Chrome 37 bringt dieses Mal vor allem der Windows-Fraktion interessante Neuerungen. Nach erfolgreichem Testlauf über die Canary- und Dev-Kanäle hat sich Google entschlossen, eine 64-bit-Version von Chrome für Windows auch auf die Stable-Allgemeinheit loszulassen. Diese soll schneller (beim Decoding von HD-Videos auf YouTube zum Beispiel um 15 Prozent) und stabiler laufen als das 32-bit-Pendant und darüber hinaus mehr Möglichkeiten im Bereich Sicherheit bieten.

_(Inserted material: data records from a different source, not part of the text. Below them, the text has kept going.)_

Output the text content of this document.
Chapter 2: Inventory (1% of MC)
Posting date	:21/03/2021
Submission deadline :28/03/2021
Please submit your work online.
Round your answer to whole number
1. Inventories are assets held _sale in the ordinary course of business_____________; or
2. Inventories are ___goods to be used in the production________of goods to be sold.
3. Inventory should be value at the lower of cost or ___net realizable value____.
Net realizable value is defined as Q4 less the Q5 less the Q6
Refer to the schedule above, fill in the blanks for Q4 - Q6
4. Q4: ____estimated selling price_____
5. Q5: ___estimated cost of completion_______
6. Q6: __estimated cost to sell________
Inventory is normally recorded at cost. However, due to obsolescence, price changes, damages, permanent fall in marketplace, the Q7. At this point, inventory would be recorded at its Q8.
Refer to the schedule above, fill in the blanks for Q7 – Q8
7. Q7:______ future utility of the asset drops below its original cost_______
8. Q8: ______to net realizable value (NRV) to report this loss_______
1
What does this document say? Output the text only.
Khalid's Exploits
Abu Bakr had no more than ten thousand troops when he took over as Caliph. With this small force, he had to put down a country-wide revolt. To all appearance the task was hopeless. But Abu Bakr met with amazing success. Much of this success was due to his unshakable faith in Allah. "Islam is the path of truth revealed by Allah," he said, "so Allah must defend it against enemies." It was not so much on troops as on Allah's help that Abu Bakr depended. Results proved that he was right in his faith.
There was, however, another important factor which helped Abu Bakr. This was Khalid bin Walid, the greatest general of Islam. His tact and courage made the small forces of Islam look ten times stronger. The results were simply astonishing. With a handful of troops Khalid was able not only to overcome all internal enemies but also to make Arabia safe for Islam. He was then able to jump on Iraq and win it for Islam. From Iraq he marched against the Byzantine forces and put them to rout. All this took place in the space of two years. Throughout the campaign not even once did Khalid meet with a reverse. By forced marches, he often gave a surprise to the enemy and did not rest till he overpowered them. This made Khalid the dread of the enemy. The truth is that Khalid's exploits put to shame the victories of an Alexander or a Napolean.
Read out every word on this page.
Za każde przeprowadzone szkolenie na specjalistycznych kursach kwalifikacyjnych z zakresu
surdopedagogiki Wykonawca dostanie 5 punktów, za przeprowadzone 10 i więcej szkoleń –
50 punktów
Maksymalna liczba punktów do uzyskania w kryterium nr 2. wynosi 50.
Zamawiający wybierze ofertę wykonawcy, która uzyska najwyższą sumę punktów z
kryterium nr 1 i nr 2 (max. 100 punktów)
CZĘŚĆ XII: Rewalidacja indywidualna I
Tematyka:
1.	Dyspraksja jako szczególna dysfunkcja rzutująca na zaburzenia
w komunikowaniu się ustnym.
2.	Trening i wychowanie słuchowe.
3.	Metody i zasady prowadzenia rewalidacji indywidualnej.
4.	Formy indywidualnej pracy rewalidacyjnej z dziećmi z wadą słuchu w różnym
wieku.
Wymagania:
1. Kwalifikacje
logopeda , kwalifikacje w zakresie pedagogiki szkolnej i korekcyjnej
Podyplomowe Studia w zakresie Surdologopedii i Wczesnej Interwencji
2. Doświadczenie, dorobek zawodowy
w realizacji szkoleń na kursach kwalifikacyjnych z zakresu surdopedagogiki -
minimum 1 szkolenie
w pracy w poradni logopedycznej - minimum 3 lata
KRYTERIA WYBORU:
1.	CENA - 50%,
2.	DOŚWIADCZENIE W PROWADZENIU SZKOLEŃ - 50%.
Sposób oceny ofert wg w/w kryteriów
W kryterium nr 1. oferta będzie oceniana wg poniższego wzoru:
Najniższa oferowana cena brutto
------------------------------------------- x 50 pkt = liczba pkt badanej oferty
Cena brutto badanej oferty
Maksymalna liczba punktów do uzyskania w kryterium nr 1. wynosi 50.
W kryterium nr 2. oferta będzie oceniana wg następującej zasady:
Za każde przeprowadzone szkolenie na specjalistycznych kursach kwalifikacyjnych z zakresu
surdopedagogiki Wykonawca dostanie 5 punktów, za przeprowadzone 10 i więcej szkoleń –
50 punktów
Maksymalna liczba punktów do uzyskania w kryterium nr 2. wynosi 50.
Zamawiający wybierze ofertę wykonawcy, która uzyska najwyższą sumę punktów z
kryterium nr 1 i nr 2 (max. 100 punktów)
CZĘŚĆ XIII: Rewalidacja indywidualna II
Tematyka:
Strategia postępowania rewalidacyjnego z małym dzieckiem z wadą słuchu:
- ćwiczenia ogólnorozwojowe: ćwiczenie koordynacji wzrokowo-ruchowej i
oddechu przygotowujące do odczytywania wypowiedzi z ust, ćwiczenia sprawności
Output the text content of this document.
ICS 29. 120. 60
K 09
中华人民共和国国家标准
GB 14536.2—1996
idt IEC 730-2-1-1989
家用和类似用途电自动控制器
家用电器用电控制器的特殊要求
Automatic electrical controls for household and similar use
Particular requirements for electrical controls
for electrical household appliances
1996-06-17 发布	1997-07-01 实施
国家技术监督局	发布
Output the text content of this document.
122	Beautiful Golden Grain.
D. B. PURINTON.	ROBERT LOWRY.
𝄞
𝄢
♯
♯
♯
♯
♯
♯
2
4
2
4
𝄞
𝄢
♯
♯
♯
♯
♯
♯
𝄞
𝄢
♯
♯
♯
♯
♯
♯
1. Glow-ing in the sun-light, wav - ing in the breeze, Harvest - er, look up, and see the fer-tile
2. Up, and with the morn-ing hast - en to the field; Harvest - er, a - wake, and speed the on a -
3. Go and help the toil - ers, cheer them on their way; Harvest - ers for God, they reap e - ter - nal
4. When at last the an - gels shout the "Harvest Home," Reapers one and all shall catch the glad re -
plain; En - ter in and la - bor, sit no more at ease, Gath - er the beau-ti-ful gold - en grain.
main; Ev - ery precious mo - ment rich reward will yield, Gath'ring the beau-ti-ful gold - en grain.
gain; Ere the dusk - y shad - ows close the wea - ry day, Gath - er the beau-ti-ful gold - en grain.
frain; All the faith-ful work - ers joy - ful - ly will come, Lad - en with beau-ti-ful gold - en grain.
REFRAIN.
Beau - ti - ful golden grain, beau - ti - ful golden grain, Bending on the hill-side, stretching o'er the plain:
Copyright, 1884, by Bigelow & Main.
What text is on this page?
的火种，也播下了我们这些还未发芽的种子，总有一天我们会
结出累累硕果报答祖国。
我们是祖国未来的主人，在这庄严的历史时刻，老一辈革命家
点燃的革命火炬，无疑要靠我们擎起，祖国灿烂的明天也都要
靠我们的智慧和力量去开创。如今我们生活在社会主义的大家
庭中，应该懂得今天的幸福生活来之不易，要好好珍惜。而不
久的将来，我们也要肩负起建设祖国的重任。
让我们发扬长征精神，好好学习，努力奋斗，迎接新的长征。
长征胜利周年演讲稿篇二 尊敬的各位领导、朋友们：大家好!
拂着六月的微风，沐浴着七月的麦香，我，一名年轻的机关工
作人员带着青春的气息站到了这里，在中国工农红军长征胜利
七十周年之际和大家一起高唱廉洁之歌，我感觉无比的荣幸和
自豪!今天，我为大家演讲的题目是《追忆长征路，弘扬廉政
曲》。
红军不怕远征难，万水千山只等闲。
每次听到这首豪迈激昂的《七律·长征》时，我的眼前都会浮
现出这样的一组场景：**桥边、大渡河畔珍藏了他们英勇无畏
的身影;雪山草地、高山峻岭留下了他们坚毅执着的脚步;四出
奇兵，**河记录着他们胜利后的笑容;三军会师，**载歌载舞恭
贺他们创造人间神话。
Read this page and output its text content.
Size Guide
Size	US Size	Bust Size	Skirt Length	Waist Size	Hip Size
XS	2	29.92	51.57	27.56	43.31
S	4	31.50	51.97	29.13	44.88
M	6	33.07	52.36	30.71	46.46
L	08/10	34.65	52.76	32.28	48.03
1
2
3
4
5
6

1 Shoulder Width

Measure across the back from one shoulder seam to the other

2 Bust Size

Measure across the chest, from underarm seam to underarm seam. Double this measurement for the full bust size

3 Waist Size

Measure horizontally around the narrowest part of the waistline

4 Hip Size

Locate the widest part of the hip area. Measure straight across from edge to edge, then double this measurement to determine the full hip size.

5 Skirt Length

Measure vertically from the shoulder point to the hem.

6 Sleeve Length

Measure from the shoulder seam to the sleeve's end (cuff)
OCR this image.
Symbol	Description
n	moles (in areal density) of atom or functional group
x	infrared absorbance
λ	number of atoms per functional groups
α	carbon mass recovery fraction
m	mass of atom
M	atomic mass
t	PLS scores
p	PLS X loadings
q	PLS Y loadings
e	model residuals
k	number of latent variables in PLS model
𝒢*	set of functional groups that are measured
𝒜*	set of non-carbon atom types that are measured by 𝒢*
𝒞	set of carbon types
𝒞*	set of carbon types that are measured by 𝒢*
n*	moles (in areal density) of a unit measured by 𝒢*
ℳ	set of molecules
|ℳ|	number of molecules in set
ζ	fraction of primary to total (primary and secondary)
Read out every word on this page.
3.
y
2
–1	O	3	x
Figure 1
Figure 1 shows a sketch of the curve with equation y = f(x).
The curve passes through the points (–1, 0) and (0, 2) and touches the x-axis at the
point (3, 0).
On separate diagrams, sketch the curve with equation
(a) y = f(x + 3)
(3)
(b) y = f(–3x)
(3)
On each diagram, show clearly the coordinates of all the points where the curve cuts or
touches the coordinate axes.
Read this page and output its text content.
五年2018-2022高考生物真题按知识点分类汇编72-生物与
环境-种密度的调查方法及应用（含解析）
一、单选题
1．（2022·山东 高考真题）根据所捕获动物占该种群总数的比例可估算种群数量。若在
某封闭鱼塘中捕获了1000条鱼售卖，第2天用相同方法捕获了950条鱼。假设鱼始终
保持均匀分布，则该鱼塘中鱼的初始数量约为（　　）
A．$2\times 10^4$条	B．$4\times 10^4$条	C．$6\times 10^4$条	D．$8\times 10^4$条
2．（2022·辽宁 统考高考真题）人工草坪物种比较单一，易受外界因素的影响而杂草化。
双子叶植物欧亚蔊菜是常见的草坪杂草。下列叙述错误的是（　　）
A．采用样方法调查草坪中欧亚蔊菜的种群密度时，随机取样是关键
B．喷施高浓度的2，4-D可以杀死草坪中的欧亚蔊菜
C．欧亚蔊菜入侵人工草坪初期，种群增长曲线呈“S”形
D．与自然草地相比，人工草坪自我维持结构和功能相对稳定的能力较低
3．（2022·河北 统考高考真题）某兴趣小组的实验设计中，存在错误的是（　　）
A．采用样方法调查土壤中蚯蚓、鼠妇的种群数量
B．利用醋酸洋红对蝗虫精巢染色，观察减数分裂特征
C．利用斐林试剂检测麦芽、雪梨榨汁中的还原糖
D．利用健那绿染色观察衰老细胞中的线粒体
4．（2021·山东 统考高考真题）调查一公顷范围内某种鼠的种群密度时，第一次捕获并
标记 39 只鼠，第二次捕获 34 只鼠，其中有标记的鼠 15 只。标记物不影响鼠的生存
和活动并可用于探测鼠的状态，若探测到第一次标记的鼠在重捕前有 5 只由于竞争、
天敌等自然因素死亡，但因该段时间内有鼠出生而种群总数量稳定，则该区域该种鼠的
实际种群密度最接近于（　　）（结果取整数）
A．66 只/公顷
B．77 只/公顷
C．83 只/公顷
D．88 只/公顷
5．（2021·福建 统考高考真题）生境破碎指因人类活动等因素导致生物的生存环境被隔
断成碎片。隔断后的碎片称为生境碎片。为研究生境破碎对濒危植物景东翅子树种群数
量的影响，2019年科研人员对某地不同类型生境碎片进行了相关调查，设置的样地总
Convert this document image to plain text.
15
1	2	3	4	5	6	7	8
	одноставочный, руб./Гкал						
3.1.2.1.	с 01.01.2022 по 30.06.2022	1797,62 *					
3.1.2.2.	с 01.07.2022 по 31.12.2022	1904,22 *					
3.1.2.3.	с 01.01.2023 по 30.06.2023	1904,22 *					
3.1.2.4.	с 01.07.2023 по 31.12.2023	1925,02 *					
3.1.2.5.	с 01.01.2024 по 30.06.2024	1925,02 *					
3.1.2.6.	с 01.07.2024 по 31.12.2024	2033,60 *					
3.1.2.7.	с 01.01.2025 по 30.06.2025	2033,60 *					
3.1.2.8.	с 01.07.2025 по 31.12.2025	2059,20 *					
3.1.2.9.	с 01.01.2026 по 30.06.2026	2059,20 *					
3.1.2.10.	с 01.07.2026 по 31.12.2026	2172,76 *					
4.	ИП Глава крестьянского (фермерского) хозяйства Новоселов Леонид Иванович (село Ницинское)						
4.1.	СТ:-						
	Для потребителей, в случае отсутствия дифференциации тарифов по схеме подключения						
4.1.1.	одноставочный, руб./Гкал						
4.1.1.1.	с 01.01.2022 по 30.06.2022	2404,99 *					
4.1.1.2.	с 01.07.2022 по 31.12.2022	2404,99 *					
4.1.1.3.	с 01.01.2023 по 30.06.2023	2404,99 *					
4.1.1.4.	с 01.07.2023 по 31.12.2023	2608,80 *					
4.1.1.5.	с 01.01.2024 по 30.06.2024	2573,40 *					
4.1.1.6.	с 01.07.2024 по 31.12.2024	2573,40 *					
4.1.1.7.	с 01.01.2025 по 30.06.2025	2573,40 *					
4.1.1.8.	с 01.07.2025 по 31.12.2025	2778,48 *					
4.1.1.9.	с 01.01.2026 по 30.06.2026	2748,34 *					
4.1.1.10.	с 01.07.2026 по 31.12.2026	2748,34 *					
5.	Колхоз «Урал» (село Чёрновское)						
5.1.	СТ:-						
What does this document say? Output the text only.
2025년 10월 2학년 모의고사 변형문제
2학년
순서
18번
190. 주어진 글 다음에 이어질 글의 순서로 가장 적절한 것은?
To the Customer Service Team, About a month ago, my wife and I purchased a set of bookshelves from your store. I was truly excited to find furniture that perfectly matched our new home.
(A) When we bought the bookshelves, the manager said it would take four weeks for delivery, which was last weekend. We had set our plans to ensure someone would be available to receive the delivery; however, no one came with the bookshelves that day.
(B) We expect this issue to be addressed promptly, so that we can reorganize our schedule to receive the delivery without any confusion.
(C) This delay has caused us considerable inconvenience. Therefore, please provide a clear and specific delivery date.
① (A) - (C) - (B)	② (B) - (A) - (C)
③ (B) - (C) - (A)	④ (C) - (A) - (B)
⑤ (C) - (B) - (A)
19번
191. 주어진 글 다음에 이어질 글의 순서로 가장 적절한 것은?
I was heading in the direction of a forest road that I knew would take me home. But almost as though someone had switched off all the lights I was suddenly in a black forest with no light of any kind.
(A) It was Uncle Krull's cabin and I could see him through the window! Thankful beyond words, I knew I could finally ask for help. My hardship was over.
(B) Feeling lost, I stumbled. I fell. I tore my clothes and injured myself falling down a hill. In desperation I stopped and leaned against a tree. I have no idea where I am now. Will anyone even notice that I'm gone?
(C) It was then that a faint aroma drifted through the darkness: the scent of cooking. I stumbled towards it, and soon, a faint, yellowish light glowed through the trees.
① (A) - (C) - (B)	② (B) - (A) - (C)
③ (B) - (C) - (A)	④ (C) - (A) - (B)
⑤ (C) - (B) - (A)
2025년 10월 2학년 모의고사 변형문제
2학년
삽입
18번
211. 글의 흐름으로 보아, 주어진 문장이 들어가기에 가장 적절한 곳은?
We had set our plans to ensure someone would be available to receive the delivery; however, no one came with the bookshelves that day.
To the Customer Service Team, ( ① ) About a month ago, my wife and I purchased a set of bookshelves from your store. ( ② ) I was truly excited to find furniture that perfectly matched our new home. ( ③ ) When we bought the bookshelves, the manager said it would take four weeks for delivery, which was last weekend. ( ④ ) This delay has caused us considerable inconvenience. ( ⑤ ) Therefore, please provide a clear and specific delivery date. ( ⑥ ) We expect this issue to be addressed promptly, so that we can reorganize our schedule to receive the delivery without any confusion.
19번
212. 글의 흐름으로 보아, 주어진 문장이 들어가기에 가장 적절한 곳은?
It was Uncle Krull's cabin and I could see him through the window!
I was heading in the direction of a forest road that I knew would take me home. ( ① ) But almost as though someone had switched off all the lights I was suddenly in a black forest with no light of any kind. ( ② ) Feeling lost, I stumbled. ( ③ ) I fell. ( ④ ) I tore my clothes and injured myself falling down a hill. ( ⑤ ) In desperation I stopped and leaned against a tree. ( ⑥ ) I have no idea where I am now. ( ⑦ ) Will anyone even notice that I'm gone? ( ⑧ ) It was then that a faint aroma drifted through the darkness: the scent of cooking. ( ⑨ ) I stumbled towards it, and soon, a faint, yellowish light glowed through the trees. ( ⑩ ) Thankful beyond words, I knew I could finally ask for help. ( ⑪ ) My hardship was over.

Über Google Chrome mit 64-bit
Über Google Chrome mit 64-bit

Weil 64-bit-Browser aber prinzipbedingt nicht mit 32-bit-Plugins (NPAPI) funktionieren, bleibt 64-bit für Chrome einstweilen Opt-in, das heißt der Nutzer muss ausdrücklich ein besonderes Installationsprogramm laden und ausführen. Zumindest was Flash angeht, ist 64-bit kein Problem - Chrome bringt schon seit geraumer Zeit ein integriertes Adobe-Plugin mit, das auch stets auf dem aktuellsten Stand gehalten wird. Längerfristig will Google die Unterstützung für das Netscape-Relikt NPAPI ohnehin entfernen.

Google Chrome Font-Rendering DirectWrite vs. GDI
Google Chrome Font-Rendering DirectWrite vs. GDI
Foto: Google

Eine weitere Neuerung in Chrome 37 ist die Unterstützung der Microsoft-Grafik-API DirectWrite im Renderer. Damit werden Schriften endlich auch auf hochauflösenden Bildschirmen (HiDPI) adäquat ausgegeben. Bislang hatte Chrome dafür das veraltete GDI von Mitte der 1980er Jahre benutzt.